Sometimes, when a cool breeze would blow in our window, he would say it wasn’t a very nice day, that the weather was really bad. Man, I got on him for wasting vegetables: I binned tiers of zucchini and peppers; couldn’t grasp how he could not eat the ones he’d purchased before buying new ones
and lastly, undoubtedly most memorably, I returned to our house one evening to find a halved kitten on our doorstep, the head half, it looked like it was sleeping, its mother crunching its bones.

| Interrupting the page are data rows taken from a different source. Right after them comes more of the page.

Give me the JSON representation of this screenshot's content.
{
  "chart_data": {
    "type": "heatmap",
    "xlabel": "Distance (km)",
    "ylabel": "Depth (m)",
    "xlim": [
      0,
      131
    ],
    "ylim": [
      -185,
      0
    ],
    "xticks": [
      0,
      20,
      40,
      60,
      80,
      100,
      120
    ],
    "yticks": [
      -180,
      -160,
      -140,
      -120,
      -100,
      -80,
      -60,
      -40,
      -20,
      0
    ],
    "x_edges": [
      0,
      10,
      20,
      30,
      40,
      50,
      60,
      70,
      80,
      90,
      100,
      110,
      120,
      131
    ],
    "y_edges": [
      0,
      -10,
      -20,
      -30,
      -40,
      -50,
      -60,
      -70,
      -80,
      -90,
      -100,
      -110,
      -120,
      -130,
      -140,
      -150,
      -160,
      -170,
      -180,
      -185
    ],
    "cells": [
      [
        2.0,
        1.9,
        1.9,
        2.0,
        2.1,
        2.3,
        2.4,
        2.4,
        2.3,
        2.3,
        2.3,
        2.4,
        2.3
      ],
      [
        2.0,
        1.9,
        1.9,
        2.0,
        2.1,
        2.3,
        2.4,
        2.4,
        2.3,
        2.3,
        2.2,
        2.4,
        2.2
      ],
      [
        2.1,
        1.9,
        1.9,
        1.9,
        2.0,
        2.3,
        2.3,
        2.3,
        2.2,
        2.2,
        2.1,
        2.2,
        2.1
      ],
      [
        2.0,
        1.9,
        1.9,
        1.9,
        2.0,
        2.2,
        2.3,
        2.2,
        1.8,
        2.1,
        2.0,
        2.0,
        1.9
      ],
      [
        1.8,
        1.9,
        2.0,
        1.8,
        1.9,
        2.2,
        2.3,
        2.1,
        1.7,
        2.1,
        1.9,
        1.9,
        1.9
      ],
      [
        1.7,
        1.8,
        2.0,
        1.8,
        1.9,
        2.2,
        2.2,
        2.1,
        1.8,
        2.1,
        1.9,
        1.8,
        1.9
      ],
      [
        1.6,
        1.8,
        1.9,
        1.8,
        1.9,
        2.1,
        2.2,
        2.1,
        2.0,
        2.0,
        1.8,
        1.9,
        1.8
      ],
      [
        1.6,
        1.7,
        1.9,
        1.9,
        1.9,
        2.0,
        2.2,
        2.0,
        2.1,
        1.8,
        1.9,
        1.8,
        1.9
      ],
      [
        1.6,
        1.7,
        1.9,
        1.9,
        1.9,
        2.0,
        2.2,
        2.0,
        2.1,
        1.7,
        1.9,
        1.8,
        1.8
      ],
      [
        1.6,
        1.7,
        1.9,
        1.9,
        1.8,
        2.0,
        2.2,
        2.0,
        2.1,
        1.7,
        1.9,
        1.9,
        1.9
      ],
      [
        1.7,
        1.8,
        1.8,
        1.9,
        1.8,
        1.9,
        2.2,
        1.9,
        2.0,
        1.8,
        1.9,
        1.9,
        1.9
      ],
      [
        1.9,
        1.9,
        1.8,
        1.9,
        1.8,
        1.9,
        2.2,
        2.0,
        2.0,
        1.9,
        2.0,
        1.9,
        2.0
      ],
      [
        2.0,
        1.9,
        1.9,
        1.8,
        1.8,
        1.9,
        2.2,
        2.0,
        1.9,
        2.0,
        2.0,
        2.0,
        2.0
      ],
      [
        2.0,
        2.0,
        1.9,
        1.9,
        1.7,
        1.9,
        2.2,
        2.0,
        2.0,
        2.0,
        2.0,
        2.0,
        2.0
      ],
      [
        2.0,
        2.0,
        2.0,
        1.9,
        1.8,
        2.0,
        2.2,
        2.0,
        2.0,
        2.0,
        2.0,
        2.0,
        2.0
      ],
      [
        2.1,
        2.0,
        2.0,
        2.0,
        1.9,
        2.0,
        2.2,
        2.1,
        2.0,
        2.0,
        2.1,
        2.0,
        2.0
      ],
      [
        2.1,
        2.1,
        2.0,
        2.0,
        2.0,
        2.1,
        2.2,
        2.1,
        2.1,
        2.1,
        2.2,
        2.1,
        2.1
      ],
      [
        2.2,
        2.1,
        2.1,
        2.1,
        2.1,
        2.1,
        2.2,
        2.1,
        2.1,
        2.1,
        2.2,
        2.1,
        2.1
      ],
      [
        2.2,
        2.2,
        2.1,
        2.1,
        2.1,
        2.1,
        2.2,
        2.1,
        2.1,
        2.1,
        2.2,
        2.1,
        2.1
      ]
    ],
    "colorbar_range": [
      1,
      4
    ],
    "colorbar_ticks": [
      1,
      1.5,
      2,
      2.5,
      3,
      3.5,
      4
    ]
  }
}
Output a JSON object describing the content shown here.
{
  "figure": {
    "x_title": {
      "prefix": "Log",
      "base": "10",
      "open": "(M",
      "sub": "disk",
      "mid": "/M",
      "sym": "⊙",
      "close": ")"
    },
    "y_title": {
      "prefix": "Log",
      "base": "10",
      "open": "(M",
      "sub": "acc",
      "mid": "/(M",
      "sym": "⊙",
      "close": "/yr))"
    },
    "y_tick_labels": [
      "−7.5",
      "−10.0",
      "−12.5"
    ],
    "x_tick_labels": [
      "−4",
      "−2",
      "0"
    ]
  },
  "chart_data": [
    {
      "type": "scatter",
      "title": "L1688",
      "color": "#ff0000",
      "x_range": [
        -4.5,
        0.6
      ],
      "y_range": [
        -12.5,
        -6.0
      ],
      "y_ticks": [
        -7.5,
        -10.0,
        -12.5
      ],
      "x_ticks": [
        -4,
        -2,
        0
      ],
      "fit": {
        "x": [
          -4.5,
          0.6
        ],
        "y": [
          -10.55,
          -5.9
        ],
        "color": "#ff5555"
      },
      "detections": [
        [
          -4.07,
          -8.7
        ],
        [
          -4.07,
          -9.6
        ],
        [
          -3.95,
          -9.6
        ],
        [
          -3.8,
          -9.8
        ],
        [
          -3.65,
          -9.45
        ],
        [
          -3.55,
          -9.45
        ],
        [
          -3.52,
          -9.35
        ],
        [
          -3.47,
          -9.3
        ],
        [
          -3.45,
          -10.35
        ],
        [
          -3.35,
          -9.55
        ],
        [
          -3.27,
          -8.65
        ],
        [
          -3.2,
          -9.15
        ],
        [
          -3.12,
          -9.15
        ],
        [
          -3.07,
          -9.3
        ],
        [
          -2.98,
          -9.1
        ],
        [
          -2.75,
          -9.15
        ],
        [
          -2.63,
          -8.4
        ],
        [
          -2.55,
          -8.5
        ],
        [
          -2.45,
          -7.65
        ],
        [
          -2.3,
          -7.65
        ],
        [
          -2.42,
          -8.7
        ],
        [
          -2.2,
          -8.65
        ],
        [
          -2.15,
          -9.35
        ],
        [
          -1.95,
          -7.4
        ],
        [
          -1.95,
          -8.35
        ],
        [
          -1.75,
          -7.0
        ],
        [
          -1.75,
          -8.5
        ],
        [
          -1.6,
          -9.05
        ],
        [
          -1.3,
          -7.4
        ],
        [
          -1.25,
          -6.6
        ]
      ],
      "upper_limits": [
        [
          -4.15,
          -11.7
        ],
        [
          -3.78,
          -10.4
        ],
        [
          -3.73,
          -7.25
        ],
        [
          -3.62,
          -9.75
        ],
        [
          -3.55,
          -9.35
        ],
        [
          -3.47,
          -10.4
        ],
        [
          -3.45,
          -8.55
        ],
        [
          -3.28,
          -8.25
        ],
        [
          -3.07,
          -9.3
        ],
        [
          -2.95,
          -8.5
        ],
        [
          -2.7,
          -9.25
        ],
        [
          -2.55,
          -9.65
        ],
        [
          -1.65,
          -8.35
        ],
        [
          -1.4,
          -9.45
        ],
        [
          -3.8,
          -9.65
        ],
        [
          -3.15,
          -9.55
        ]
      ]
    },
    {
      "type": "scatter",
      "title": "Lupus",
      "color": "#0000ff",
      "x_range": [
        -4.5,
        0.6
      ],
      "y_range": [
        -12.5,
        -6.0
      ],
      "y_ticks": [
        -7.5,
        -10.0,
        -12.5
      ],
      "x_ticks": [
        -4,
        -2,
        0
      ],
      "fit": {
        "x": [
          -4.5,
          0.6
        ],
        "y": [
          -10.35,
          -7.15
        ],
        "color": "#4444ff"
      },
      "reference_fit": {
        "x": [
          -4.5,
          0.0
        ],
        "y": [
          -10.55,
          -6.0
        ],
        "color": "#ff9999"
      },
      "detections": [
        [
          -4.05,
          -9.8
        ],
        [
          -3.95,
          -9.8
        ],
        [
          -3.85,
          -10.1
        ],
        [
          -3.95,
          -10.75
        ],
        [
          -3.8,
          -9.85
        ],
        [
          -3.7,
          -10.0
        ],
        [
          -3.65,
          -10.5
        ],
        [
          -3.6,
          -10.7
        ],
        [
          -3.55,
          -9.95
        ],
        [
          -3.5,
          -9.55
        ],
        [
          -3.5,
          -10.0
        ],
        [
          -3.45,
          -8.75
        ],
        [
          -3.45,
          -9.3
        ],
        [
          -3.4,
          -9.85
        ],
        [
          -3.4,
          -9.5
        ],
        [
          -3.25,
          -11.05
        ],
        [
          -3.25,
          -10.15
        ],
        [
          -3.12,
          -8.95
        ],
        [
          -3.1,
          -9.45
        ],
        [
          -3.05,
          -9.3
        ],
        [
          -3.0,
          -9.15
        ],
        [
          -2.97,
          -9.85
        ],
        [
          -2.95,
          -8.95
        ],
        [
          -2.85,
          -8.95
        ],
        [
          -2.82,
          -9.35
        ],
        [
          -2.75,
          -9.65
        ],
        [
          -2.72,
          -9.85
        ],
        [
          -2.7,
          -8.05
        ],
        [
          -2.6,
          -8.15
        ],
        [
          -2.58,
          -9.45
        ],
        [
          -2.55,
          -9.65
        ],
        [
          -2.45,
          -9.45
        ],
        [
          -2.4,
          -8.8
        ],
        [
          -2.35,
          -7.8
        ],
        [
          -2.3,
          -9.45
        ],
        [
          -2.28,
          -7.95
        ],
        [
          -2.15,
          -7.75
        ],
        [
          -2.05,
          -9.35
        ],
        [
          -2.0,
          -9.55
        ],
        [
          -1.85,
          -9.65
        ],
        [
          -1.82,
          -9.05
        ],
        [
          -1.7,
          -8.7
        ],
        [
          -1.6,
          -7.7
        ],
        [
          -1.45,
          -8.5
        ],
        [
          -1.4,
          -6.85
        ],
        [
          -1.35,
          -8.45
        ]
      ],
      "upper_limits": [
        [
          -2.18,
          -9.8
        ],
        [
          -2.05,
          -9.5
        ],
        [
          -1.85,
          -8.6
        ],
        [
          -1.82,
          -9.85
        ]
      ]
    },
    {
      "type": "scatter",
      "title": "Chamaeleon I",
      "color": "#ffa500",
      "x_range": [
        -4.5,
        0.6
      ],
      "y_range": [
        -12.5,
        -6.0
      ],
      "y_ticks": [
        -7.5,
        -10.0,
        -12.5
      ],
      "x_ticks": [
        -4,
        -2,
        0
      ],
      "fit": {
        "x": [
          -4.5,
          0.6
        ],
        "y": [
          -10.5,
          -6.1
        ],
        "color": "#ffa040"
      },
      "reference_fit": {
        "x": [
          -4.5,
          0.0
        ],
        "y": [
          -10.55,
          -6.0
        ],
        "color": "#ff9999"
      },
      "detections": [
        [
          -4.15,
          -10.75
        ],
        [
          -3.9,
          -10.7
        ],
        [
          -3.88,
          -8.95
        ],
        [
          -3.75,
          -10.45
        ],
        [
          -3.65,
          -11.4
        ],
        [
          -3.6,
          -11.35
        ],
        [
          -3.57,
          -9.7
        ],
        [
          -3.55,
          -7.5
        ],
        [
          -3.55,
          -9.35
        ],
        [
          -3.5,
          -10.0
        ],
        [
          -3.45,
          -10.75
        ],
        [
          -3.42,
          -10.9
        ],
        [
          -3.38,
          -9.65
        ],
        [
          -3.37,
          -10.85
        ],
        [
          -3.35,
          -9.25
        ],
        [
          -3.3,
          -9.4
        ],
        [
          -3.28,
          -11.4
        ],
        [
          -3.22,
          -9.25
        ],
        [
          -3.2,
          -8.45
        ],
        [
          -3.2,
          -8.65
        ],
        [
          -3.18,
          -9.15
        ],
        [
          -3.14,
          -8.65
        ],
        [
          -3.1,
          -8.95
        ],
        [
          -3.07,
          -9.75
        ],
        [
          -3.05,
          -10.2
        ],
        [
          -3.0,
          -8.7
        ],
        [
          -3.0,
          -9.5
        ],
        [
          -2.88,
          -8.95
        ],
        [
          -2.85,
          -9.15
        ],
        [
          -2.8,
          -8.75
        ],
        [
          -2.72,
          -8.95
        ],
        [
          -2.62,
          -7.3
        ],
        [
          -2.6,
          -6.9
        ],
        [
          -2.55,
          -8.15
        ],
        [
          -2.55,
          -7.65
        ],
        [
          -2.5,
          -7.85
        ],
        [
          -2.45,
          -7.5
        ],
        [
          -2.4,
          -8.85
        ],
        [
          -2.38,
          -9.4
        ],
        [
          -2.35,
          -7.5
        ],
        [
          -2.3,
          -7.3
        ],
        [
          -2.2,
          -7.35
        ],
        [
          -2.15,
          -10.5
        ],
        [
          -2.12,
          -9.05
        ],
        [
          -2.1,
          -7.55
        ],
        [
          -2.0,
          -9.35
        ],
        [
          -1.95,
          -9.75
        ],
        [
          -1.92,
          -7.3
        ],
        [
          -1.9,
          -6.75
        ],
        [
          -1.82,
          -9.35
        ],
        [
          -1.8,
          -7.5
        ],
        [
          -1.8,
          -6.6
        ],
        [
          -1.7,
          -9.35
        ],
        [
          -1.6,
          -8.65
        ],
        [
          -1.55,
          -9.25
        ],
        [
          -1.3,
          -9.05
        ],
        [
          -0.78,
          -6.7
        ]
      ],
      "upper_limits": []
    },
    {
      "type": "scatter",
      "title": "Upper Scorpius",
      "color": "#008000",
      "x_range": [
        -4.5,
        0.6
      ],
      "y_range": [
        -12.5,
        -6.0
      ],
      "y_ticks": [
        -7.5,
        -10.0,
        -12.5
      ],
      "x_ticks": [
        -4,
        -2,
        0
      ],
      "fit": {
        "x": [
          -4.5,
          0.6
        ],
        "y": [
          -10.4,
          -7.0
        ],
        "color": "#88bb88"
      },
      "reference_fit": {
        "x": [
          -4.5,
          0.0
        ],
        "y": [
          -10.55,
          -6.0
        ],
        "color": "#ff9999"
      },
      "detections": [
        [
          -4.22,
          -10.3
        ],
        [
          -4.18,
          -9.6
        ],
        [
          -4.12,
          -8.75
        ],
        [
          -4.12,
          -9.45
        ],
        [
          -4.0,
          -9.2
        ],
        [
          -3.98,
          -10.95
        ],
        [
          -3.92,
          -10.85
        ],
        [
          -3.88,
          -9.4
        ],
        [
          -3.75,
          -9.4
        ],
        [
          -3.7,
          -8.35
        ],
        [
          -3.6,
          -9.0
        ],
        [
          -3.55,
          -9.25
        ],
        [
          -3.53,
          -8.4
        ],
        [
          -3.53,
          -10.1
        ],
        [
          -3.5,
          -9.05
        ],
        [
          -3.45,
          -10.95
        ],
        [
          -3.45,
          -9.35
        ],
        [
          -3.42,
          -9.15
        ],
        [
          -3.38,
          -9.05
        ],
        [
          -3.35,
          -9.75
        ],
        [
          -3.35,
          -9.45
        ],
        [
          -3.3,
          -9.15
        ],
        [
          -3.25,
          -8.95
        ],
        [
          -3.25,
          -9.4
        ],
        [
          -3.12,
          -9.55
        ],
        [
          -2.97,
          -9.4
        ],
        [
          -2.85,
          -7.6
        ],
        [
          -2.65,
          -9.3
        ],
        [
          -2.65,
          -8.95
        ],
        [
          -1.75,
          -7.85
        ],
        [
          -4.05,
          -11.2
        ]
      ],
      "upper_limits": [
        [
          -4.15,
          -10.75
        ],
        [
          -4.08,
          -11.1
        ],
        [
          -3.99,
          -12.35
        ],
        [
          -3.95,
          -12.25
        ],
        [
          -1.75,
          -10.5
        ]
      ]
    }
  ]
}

He can’t know, I thought, and be home not doing anything about this. Zombied straight up the stairs to his room without removing my boots, I don’t want to know what my face must have looked like,
and he was there, propped up in his small bed, on his laptop, not registering what I was telling him about the kitten, sympathetically looking like he wished I’d go away, so I scooped it myself into the shoebox I had also used as its crib, and my neighbor said kolay gelsin.
At the time I thought what could be more important than removing half of a kitten from your doorstep, but I think I get it now, or at least I am starting to.
Do you know how brave you would have to be, do you know how much fucking courage it would take to fight ISIS? To know your death was likely? To do it anyway? To plan it?
It isn’t worth getting in fights with the neighbors. Smoke a cigarette if you want to or not. It’s about more than the weather, or swimming, or the damn zucchini. It’s about more than even <gasp> than the kitten.
His close friends said that he would always think about how another world was possible. He was focused on, and died in, his fight for it. And I guess I, still in this one, just miss him.